Safety audits in any organization—especially those where personnel deal with complicated, potentially dangerous assets—are crucial. Yet many companies still choose to go over them quickly and inefficiently to simply “be done with them.”
An effective way to get away from this line of thought is to start using checklists. Here’s five reasons why.
1. Checklists allow for easier audits.
Safety-audit checklists allow you to conduct a much-easier examination of all potential hazards in the workplace. That way, your personnel will know what type of corrective actions you need to take to fix potential problems. Without checklists, personnel usually spend more time performing audits—but find less problems that need to be fixed.
2. With checklists in place, personnel won’t omit specific important tasks.
Safety audits are repetitive in nature because they’re designed for your personnel to properly inspect every aspect of a specific asset or process. However, people can get sloppy with repetitive tasks—for example, omitting key items and steps in safety audits because the auditors have become so used to their regular process that they easily let their mind wander. Checklists keep them focused.
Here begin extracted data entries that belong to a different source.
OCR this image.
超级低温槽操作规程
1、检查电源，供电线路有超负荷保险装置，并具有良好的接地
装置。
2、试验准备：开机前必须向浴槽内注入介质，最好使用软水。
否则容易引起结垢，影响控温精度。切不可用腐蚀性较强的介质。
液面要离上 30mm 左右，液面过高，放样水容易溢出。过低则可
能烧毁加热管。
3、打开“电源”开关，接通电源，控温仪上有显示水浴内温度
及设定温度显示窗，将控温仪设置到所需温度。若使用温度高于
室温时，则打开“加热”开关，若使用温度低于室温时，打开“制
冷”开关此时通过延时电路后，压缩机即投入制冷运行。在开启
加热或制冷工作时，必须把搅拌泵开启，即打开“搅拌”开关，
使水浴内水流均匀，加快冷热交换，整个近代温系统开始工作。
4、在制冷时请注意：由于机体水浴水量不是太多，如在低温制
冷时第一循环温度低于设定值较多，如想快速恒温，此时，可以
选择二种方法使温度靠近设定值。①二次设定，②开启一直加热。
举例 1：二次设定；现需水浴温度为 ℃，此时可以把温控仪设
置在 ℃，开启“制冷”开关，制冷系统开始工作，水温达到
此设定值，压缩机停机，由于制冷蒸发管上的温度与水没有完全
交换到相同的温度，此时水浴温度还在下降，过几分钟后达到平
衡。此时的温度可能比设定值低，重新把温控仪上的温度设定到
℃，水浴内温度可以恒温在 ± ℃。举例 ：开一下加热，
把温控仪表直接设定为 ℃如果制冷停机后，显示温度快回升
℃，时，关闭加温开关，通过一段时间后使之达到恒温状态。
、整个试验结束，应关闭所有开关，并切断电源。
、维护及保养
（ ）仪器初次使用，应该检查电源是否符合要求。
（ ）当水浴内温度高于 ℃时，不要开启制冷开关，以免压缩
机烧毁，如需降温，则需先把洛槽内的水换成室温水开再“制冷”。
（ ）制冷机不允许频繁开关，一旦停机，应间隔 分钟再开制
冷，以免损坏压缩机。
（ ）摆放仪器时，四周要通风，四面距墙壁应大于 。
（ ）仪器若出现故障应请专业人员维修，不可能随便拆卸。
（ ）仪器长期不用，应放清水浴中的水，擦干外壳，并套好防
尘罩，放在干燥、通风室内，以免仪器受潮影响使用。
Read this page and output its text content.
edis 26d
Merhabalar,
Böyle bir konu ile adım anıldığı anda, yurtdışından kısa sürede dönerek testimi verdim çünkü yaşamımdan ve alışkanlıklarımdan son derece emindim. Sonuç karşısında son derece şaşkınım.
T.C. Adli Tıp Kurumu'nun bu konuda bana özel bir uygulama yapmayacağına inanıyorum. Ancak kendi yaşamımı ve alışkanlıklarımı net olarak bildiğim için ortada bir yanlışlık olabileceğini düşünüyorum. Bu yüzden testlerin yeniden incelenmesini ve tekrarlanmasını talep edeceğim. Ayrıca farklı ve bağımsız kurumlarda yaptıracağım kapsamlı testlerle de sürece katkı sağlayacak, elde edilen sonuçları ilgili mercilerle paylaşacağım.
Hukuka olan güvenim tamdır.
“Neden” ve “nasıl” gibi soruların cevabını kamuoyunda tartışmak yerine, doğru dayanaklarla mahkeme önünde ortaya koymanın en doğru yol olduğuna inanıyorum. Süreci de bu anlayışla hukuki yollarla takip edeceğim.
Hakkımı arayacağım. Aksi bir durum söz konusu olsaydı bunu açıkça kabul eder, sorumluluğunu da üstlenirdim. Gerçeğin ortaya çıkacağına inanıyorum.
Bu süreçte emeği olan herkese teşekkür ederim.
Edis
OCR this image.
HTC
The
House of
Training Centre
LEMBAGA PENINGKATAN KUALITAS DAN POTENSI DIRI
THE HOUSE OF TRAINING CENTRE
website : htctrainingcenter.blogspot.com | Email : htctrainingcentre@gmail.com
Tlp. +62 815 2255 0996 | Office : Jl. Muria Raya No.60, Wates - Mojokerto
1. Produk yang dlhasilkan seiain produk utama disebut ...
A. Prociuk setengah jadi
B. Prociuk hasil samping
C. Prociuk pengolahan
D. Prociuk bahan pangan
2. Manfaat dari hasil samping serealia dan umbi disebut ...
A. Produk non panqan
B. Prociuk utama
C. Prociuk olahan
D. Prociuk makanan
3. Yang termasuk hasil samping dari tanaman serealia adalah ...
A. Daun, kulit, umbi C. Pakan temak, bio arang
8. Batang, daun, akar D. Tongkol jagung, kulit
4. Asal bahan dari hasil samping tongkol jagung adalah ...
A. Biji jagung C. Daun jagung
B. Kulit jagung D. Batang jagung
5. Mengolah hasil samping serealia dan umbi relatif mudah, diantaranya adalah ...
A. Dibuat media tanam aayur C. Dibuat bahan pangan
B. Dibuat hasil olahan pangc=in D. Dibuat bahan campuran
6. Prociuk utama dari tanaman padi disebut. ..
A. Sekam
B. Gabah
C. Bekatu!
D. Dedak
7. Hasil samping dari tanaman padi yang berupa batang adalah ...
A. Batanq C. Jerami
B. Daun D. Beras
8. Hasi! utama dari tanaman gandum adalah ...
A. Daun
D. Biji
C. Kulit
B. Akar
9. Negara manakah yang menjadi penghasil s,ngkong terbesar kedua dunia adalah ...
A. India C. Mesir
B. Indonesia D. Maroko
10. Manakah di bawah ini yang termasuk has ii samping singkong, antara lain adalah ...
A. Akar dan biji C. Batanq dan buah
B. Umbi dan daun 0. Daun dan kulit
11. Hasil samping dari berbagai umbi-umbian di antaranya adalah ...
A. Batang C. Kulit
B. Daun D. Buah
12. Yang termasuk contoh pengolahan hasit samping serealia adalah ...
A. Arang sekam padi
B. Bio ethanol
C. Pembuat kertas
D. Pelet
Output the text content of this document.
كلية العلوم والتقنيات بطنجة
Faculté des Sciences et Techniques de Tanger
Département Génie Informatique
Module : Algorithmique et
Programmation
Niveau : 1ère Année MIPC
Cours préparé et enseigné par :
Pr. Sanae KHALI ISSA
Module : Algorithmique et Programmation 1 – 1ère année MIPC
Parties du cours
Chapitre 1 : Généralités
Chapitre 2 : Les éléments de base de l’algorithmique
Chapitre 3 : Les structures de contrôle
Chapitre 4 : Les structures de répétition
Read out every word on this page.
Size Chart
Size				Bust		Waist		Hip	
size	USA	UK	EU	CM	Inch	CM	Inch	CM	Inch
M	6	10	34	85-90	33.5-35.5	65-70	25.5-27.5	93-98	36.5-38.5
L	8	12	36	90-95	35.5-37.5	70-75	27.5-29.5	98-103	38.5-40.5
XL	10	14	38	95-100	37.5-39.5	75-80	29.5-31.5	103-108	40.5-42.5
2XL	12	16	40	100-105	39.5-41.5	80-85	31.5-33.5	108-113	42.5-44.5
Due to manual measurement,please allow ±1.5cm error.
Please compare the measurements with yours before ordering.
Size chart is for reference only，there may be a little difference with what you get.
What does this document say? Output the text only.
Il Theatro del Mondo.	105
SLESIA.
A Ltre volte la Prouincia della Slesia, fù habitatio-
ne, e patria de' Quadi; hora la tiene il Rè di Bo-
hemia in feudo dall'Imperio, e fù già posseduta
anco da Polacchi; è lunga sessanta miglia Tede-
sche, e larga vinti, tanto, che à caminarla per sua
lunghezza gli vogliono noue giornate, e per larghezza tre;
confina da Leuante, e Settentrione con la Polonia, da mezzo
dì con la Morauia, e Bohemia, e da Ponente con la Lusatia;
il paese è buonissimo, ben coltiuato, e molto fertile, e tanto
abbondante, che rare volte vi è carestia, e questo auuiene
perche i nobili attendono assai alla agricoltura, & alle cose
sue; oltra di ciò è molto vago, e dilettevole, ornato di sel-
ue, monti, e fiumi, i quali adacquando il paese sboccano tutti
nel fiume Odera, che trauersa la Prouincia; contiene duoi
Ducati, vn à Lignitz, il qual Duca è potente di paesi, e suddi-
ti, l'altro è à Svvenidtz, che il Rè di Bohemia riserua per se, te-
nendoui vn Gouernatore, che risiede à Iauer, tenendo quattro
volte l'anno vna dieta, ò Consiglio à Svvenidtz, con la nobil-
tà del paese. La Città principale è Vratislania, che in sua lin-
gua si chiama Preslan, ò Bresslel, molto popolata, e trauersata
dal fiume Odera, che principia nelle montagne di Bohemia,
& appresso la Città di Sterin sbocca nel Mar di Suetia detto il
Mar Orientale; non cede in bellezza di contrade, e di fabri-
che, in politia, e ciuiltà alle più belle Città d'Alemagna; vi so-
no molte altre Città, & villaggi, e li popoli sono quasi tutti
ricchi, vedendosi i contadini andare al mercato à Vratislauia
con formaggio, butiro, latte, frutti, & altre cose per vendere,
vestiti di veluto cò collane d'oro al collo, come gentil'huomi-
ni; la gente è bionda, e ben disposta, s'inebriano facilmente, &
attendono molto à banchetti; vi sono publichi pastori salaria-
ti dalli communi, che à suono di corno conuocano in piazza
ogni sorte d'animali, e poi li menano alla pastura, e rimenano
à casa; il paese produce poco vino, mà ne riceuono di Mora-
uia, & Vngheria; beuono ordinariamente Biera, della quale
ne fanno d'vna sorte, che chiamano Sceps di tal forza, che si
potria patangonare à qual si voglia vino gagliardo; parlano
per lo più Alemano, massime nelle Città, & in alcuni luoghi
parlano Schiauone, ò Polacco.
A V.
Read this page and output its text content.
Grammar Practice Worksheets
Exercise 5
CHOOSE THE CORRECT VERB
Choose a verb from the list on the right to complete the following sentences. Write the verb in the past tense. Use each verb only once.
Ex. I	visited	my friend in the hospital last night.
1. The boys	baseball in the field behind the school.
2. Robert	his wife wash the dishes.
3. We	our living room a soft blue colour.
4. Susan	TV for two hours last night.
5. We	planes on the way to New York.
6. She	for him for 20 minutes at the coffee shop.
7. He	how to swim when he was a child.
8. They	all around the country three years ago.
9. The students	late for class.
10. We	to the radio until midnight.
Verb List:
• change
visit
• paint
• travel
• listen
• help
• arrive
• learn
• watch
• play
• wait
3. Checklists keep personnel organized.
Well-designed safety-audit checklists have specific guidelines that must be followed. This structure help personnel stay organized in conducting the audit and planning their time.
4. Checklists provide accountability.
Using checklists for safety audits—in checklist books, or as part of an auditing software program that helps with planning, scheduling, sharing results, and analyzing the audit data—means that there’s always a record of which actions were performed. Due to this, your personnel will have a greater sense of accountability than if there was no way to prove slipshod auditing.
5. Checklists give personnel a sense of security.
Because checklists are powerful tools to ensure safety audits are performed thoroughly, most personnel working with the assets and processes involved will feel confident in their safety. This confidence typically leads to greater worker satisfaction, which in turn usually leads to greater productivity.
With checklists in place, it will be difficult for anyone in your organization not to take safety audits seriously—inspiring personnel who conduct safety audits to do so with close attention and an appreciation of the importance of what they’re doing.